For busy transplant team, 400th surgery becomes a work of heart
By LaKisha Ladson / Jan. 22-31, 2011
When Sandra Childers hears her heartbeat, she is amazed.
“I didn’t have a pulse for six months,” she said. During that time she wore a left ventricular assist device (LVAD) that helped her heart pump blood throughout her body without the sound of a pulse. “Now I’ve got the good, strong heart of a 22-year-old and can actually hear and feel a heart. And it feels wonderful.”
On Thanksgiving Day 2010, Mrs. Childers became the 400th adult patient to receive a heart transplant at University Hospital — St. Paul under the direction of Dr. W. Steves Ring, professor of cardiovascular and thoracic surgery and founder of the heart transplant program at UT Southwestern.
Dr. Ring came to the medical center in the late 1980s with more than 100 transplants to his credit. In addition to the 400 performed at St. Paul, he now has overseen hundreds of adult and pediatric transplants at other Dallas-area facilities.
“You have this oversized, sick heart that is not contracting or squeezing properly and limiting the patient’s life,” Dr. Ring said. “Then they get a new, healthy heart; they get off machines, they get out of the hospital and they can lead a new life. That’s the part that is really exciting.”
That “new life” phrase is what excites Mrs. Childers, a 61-year-old who was diagnosed with a heart virus when she was 16. Mrs. Childers, whose mother died at age 55 because of heart problems, had persistent blackouts until, when she was 34, her heart became so weak that doctors said she had two years to live.
She had to quit her job as a secretary. Years later, because of her blackouts, she would have to give up driving and other everyday activities. Even before her LVAD, she could barely, if at all, hear her heart beat.
Although she had several defibrillators implanted, her congestive heart failure worsened and her private cardiologist referred her to UT Southwestern last year. Mrs. Childers expected an immediate transplant, but doctors said she first had to lose at least 60 pounds.
She was unable to exercise without getting winded, so doctors surgically implanted an LVAD.
“I love people. I love life, and there is a reason I’m still here,” she said. “I’m not a person to give up, but I was scared.”
Her husband, Larry, encouraged her. She got the LVAD implanted, enrolled in a program and classes. By cutting her portions at meals and walking the treadmill she has lost more than 80 pounds since May.
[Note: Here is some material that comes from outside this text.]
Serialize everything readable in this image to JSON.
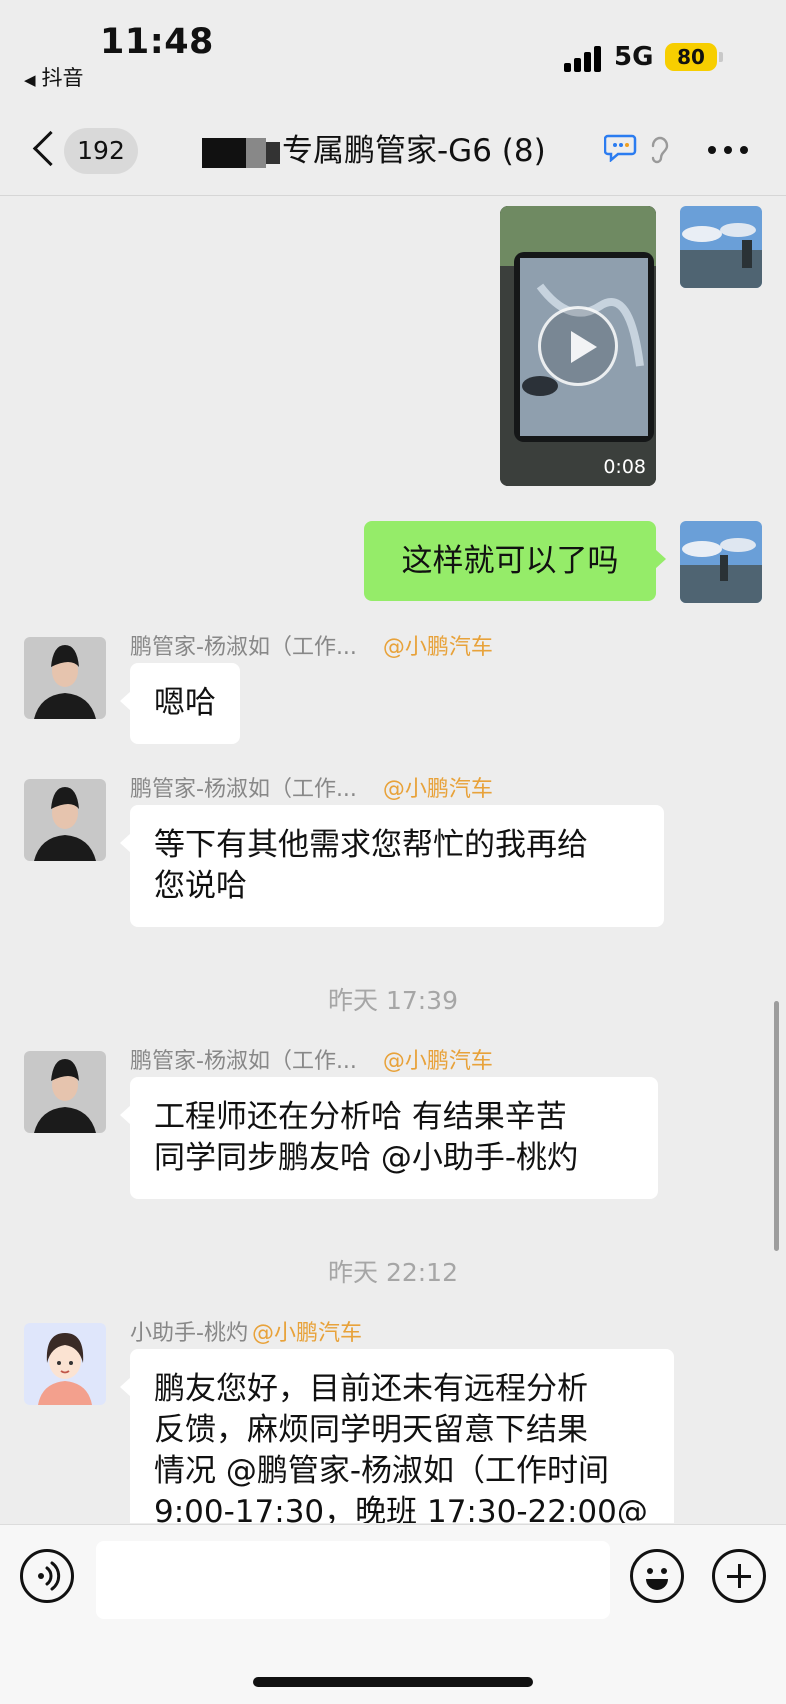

“She was determined to become eligible for a heart transplant,” said Dr. Mark Drazner, one of Mrs. Childers’ cardiologists and medical director of the Heart Failure, Left Ventricular Assist Devices (LVADs) and Cardiac Transplant Program. “I was so proud of her for making lifestyle changes to accomplish this goal.”
Dr. Ring said that since the transplant program began more than 20 years ago, patients have become much sicker and they must wait longer to get a heart.
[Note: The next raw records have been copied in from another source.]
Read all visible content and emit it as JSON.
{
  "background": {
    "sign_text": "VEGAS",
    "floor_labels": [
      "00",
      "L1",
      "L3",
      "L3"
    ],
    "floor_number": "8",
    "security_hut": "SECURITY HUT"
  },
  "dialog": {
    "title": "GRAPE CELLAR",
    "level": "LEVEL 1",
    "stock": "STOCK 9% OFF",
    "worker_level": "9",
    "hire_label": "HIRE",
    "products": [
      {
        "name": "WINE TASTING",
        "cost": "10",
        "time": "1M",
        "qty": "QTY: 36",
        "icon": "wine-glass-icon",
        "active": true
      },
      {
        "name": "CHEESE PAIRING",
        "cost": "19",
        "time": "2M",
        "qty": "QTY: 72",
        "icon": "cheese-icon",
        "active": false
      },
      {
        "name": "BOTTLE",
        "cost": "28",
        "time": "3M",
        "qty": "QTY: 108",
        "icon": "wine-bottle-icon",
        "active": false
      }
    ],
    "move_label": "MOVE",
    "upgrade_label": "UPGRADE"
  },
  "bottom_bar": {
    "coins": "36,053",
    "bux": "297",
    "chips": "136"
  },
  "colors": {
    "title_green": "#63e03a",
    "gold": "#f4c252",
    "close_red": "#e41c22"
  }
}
“That’s where the ventricular assist devices come in,” Dr. Ring said. “It gets these sicker patients out of the hospital until they are healthy enough for transplant while they are waiting.”
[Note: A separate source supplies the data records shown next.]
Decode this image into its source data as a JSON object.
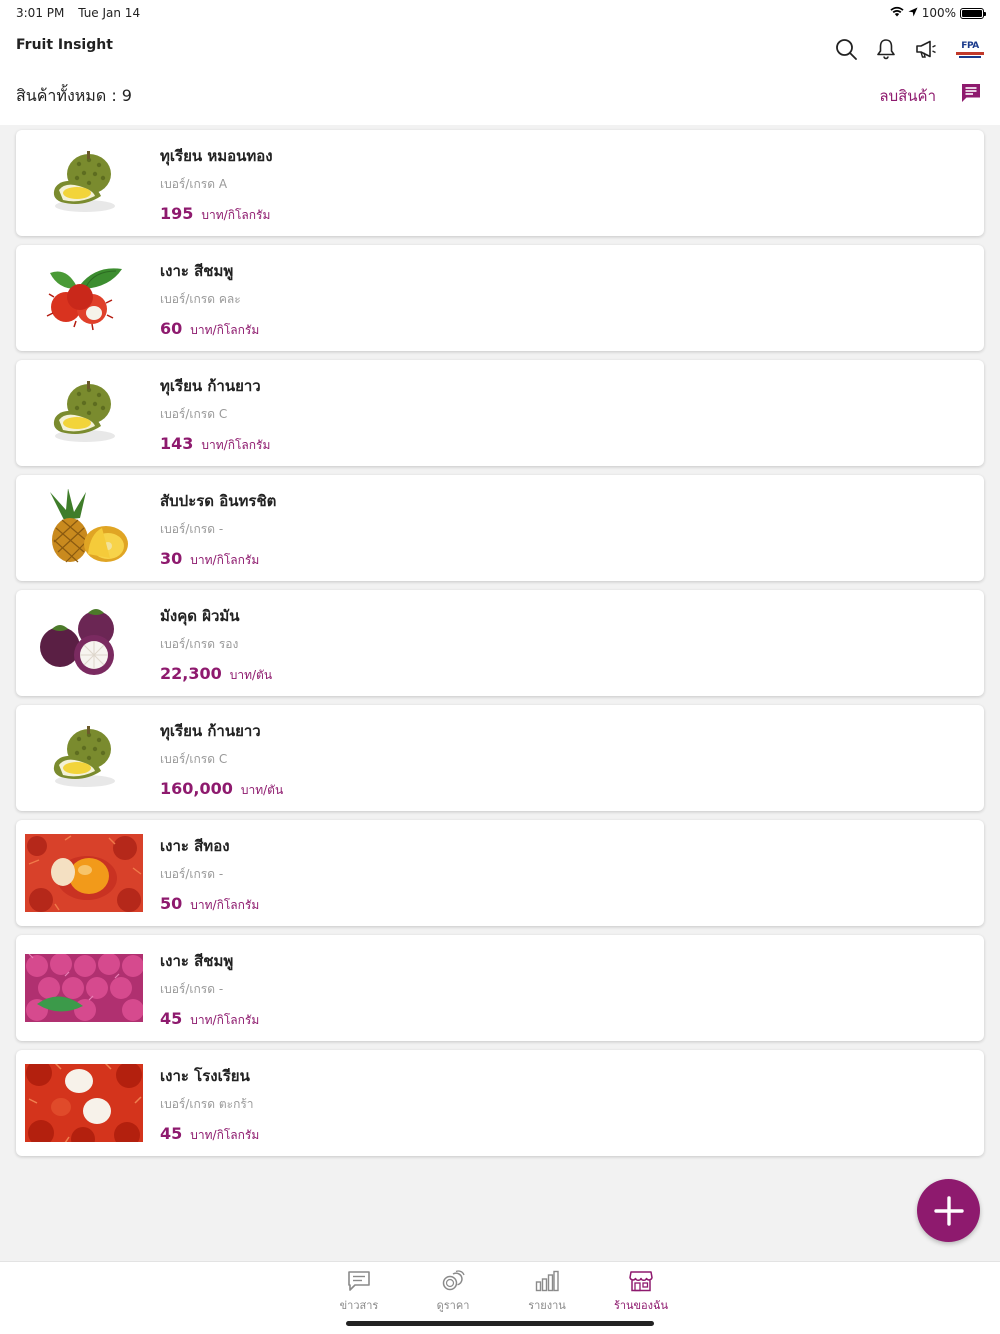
{
  "status_bar": {
    "time": "3:01 PM",
    "date": "Tue Jan 14",
    "battery": "100%"
  },
  "header": {
    "app_title": "Fruit Insight",
    "total_label": "สินค้าทั้งหมด : 9",
    "delete_label": "ลบสินค้า",
    "logo_text": "FPA"
  },
  "products": [
    {
      "name": "ทุเรียน หมอนทอง",
      "grade": "เบอร์/เกรด A",
      "price": "195",
      "unit": "บาท/กิโลกรัม",
      "image": "durian"
    },
    {
      "name": "เงาะ สีชมพู",
      "grade": "เบอร์/เกรด คละ",
      "price": "60",
      "unit": "บาท/กิโลกรัม",
      "image": "rambutan-leaf"
    },
    {
      "name": "ทุเรียน ก้านยาว",
      "grade": "เบอร์/เกรด C",
      "price": "143",
      "unit": "บาท/กิโลกรัม",
      "image": "durian"
    },
    {
      "name": "สับปะรด อินทรชิต",
      "grade": "เบอร์/เกรด -",
      "price": "30",
      "unit": "บาท/กิโลกรัม",
      "image": "pineapple"
    },
    {
      "name": "มังคุด ผิวมัน",
      "grade": "เบอร์/เกรด รอง",
      "price": "22,300",
      "unit": "บาท/ตัน",
      "image": "mangosteen"
    },
    {
      "name": "ทุเรียน ก้านยาว",
      "grade": "เบอร์/เกรด C",
      "price": "160,000",
      "unit": "บาท/ตัน",
      "image": "durian"
    },
    {
      "name": "เงาะ สีทอง",
      "grade": "เบอร์/เกรด -",
      "price": "50",
      "unit": "บาท/กิโลกรัม",
      "image": "rambutan-gold"
    },
    {
      "name": "เงาะ สีชมพู",
      "grade": "เบอร์/เกรด -",
      "price": "45",
      "unit": "บาท/กิโลกรัม",
      "image": "rambutan-pink"
    },
    {
      "name": "เงาะ โรงเรียน",
      "grade": "เบอร์/เกรด ตะกร้า",
      "price": "45",
      "unit": "บาท/กิโลกรัม",
      "image": "rambutan-red"
    }
  ],
  "tabs": [
    {
      "label": "ข่าวสาร",
      "icon": "news-icon",
      "active": false
    },
    {
      "label": "ดูราคา",
      "icon": "coins-icon",
      "active": false
    },
    {
      "label": "รายงาน",
      "icon": "bar-chart-icon",
      "active": false
    },
    {
      "label": "ร้านของฉัน",
      "icon": "store-icon",
      "active": true
    }
  ],
  "colors": {
    "accent": "#8e1a6e",
    "background": "#f2f2f2"
  }
}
With the implanted device, Mrs. Childers was able to return home to wait for a donor match. The day before Thanksgiving she was sitting down to eat lunch when she got the call that the heart of a 22-year-old woman had become available.
Dr. Ring — who now sets direction of the program and ensures that guidelines are met and the quality of the program is maintained — scrubbed in on Mrs. Childers’ surgery.
“That made the surgery a little extra special for me,” she said.
Dr. Ring said reaching the milestone was a testament to the commitment of many, including clinical nurse specialist Patricia Kaiser, who has been with the program since the beginning, and the team of Dr. Drazner and Dr. Dan Meyer, professor of cardiovascular and thoracic surgery, whose group is instrumental in implanting the LVADs.
Mrs. Childers’ gratitude goes to the doctors and staff at UT Southwestern who implanted her LVAD and then performed a successful transplant, and she said no words can express her appreciation to the heart’s donor.
“I call it my sweet heart,” she said. “It was sweet of this person to be a donor. I talk to it sometimes and say, ‘You little sweet heart you.’ ”
Dr. Drazner holds the James M. Wooten Chair in Cardiology.
Dr. Meyer holds the Sarah M. and Charles E. Seay Distinguished Chair in Thoracic Surgery.
Dr. Ring holds the Frank M. Ryburn Jr. Distinguished Chair in Cardiothoracic Surgery and Transplantation.